Muhammadiyah kemudian dikenal sebagai gerakan Islam reformis dan modern, yang di dalamnya melekat alam pikiran maju. Kiai Dahlan sebagai pendiri Muhammadiyah bahkan disebut sebagai pembaru atau mujadid, yang pemikirannya menurut Nurcholish Madjid melampaui zamannya.
Setiap warga, lebih utama kader dan pimpinan Muhammadiyah, penting untuk menguatkan dan mengembangkan tradisi berpikir yang kokoh yang telah diletakkan oleh Muhammadiyah dan pendiri gerakan Islam ini.
Hal itu dimaksudkan untuk menghadapi perkembangan kehidupan dan lahan dakwah yang semakin kompleks serta kemajuan zaman di era modern abad ke-21 yang sarat tantangan.
Karenanya anggota, kader, dan pimpinan Muhammadiyah di seluruh lingkungan termasuk amal usaha dituntut terus menerus mengembangkan kualitas berpikir agar gerakan Islam modern terbesar ini makin bekemajuan dan mampu memberikan jawaban atas permasalahan zaman yang dihadapi.
Seraya tidak perlu gumunan atau mudah terpesona dengan isu-isu, wacana, dan figur yang kelihatan dari permukaan menawarkan cara berpikir yang “hebat” tetapi secara substansi tidak menawarkan pemikiran yang mendalam dan belum tentu sejakan dengan nalar keislaman Muhammadiyah.
Pemikiran Maju
Muhammadiyah sejak awal memelopori gerakan pemikiran maju atau berkemajuan. Istilah “kemajuan”, “maju”, “memajukan”, dan “berkemajuan” telah melekat dalam pergerakan Muhammadiyah.
Dalam Statuten pertama tahun 1912, tercantum kata “memajukan” dalam frasa tujuan Muhammadiyah, yaitu “…b. Memajoekan hal Igama kepada anggauta-anggautanja”, yakni memajukan perihal Agama Islam kepada seluruh anggota masyarakat.

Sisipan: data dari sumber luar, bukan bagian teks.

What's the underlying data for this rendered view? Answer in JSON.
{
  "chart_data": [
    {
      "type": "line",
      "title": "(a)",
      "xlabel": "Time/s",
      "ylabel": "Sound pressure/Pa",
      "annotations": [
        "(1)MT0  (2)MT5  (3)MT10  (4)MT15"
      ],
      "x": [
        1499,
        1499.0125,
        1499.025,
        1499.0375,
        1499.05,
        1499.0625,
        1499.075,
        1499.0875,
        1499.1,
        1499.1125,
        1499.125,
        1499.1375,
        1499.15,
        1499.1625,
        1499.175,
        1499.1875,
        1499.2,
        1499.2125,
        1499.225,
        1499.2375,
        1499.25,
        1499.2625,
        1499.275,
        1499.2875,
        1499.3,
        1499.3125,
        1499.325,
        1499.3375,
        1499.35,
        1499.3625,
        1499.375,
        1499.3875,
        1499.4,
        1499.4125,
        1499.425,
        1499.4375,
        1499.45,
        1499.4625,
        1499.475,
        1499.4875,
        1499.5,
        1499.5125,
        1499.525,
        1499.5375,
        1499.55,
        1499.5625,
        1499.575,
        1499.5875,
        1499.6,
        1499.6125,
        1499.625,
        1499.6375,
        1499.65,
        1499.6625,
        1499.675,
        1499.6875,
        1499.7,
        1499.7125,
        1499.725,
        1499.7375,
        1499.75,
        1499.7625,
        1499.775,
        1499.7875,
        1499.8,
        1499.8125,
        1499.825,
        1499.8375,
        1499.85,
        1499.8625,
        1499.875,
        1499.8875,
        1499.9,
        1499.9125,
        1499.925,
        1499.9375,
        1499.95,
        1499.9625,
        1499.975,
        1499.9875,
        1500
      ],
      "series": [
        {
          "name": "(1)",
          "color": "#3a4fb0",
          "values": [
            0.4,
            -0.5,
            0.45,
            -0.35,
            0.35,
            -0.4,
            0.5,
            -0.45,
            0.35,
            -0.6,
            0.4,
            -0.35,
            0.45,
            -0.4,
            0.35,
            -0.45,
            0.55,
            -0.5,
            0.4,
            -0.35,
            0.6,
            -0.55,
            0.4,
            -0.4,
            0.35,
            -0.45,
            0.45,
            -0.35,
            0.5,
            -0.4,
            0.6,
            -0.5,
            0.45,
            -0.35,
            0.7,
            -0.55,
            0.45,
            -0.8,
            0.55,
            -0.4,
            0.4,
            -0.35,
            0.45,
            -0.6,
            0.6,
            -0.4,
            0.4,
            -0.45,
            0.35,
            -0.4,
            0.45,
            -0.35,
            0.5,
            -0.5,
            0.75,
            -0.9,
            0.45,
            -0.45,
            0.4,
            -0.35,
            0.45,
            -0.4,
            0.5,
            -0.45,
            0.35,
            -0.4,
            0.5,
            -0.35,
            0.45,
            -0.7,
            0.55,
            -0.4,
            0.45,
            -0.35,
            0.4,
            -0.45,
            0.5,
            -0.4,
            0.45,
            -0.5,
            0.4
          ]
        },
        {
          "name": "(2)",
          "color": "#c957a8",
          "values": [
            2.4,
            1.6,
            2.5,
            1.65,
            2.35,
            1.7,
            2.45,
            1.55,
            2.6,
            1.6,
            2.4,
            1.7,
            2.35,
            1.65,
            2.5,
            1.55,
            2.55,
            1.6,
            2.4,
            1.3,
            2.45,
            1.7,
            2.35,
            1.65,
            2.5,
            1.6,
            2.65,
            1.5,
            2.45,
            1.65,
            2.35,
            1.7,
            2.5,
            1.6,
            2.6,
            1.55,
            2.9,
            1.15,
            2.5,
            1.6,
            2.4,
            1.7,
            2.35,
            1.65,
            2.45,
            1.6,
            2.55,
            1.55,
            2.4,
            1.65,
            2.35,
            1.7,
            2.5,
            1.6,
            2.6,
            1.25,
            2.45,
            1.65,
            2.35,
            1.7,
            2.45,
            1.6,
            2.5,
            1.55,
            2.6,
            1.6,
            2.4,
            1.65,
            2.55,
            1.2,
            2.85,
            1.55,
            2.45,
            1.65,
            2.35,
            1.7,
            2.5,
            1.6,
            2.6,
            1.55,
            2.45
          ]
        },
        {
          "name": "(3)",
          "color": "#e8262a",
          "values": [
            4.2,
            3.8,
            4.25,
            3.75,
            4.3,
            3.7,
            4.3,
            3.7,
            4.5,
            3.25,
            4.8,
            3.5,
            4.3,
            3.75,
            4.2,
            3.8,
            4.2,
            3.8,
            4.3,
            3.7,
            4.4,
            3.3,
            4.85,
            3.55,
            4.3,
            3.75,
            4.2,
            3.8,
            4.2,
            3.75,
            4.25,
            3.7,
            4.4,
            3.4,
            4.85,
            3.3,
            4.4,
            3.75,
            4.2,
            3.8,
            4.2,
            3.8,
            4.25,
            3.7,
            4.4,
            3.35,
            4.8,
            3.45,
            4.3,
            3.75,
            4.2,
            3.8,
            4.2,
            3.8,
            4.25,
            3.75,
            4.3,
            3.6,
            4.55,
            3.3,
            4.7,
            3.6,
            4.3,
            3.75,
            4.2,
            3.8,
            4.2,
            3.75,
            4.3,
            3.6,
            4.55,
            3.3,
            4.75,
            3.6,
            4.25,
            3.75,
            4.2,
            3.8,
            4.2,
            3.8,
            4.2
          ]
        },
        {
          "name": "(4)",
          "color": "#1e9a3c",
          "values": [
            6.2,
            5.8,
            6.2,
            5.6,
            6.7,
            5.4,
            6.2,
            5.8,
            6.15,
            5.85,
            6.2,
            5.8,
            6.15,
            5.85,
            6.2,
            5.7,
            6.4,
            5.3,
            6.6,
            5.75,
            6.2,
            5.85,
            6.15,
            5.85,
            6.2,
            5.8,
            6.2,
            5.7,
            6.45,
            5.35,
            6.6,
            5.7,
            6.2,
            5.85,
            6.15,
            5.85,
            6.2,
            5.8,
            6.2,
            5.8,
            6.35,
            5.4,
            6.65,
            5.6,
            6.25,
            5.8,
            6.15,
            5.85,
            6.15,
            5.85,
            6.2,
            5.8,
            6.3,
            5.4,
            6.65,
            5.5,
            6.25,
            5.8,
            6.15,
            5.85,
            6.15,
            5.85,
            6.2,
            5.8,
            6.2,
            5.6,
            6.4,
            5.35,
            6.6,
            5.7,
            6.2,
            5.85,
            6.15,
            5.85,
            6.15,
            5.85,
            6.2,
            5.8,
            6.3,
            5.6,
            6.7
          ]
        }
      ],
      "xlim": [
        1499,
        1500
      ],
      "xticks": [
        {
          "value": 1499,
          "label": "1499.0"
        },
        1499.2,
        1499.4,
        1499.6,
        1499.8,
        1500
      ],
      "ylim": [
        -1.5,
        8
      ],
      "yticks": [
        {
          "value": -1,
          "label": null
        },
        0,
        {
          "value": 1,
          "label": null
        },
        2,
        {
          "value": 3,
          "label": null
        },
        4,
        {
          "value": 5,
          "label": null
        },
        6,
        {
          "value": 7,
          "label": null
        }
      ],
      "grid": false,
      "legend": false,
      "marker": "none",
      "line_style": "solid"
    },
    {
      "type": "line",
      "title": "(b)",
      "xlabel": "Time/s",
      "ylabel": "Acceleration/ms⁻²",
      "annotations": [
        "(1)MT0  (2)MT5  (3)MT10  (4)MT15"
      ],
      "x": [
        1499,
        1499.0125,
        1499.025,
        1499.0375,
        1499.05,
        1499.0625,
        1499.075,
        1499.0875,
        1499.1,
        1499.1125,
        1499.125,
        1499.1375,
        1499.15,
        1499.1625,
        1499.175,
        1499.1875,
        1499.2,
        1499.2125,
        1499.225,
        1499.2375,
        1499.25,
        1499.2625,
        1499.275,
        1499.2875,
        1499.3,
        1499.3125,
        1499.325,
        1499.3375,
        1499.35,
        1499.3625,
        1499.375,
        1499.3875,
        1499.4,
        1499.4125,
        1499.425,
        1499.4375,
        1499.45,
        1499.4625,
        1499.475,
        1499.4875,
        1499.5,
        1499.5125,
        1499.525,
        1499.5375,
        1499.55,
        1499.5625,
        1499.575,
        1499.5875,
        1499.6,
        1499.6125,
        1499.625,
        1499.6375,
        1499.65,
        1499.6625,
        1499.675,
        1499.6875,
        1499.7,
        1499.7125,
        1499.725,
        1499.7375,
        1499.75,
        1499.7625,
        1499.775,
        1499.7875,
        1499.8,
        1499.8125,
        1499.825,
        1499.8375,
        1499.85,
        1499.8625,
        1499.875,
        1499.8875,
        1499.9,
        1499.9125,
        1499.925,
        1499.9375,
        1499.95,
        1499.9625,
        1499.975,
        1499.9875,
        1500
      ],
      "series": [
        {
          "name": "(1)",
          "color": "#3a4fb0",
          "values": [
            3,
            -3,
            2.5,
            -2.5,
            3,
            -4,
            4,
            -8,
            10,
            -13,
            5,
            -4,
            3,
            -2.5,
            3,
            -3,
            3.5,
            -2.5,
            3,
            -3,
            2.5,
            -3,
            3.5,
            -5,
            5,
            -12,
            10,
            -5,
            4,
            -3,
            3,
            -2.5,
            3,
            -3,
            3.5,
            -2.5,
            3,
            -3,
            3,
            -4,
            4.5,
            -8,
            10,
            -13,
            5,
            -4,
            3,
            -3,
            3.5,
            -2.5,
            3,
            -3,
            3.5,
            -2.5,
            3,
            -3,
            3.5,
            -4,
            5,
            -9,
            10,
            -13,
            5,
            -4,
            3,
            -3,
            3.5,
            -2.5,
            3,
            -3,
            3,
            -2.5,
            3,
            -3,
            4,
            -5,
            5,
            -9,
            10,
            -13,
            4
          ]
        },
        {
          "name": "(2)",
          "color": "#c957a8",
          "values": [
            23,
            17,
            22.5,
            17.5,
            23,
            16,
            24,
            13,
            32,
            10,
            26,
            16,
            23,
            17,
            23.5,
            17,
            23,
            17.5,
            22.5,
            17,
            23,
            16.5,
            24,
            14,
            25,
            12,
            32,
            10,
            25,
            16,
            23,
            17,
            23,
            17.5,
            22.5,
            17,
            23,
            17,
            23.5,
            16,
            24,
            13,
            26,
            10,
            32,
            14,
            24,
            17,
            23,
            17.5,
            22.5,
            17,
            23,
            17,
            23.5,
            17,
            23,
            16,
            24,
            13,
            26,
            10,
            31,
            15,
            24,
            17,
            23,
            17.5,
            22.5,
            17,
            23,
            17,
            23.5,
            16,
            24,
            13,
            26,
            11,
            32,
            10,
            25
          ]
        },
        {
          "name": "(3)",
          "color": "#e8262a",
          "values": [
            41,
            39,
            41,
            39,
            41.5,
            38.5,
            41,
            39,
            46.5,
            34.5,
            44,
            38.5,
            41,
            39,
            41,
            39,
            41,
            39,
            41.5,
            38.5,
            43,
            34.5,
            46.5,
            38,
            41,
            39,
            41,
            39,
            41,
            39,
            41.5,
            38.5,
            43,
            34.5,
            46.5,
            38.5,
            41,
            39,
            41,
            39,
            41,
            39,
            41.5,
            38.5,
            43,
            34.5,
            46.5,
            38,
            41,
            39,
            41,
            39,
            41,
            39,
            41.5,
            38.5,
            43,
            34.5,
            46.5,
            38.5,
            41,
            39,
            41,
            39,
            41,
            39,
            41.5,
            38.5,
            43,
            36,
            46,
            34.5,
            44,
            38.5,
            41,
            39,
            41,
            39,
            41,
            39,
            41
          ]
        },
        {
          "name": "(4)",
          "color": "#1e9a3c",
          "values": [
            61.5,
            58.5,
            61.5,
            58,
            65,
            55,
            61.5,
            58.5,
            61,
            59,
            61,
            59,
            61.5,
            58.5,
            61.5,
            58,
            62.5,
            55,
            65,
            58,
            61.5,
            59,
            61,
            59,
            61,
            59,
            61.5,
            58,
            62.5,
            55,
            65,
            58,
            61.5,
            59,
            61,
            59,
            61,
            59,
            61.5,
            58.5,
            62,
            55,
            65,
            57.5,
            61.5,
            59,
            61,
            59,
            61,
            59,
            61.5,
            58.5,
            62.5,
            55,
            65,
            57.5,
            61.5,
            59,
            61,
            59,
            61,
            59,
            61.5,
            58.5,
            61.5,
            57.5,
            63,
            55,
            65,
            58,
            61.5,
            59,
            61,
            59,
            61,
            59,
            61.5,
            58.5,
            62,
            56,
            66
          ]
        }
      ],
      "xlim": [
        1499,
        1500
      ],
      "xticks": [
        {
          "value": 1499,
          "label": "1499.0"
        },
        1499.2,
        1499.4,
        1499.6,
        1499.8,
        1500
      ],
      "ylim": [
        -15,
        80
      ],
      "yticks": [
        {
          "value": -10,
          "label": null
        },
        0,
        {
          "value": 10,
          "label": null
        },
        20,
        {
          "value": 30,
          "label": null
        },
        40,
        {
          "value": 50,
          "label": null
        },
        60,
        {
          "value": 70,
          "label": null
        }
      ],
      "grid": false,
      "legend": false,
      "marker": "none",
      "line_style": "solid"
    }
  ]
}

Secara kelembagaan Muhammadyah melahirkan berabagai usaha dakwah seperti tabligh, pendidikan, taman pustaka, PKU, dan sebagainya merupakan hasil olah pemikiran yang cerdas dalam rapat-rapat tahunan.
Lahirnya Aisyiyah, Hizbul Wathan, dan kemudian organisasi otonom lainnya juga merupakan buah pemikiran yang maju. Keterlibatan Aisyiyah dalam kepeloporan Kongres Perempuan tahun 1928 dengan pidatonya merupakan bukti kemajuan berpikir perempuan Muhammadiyah.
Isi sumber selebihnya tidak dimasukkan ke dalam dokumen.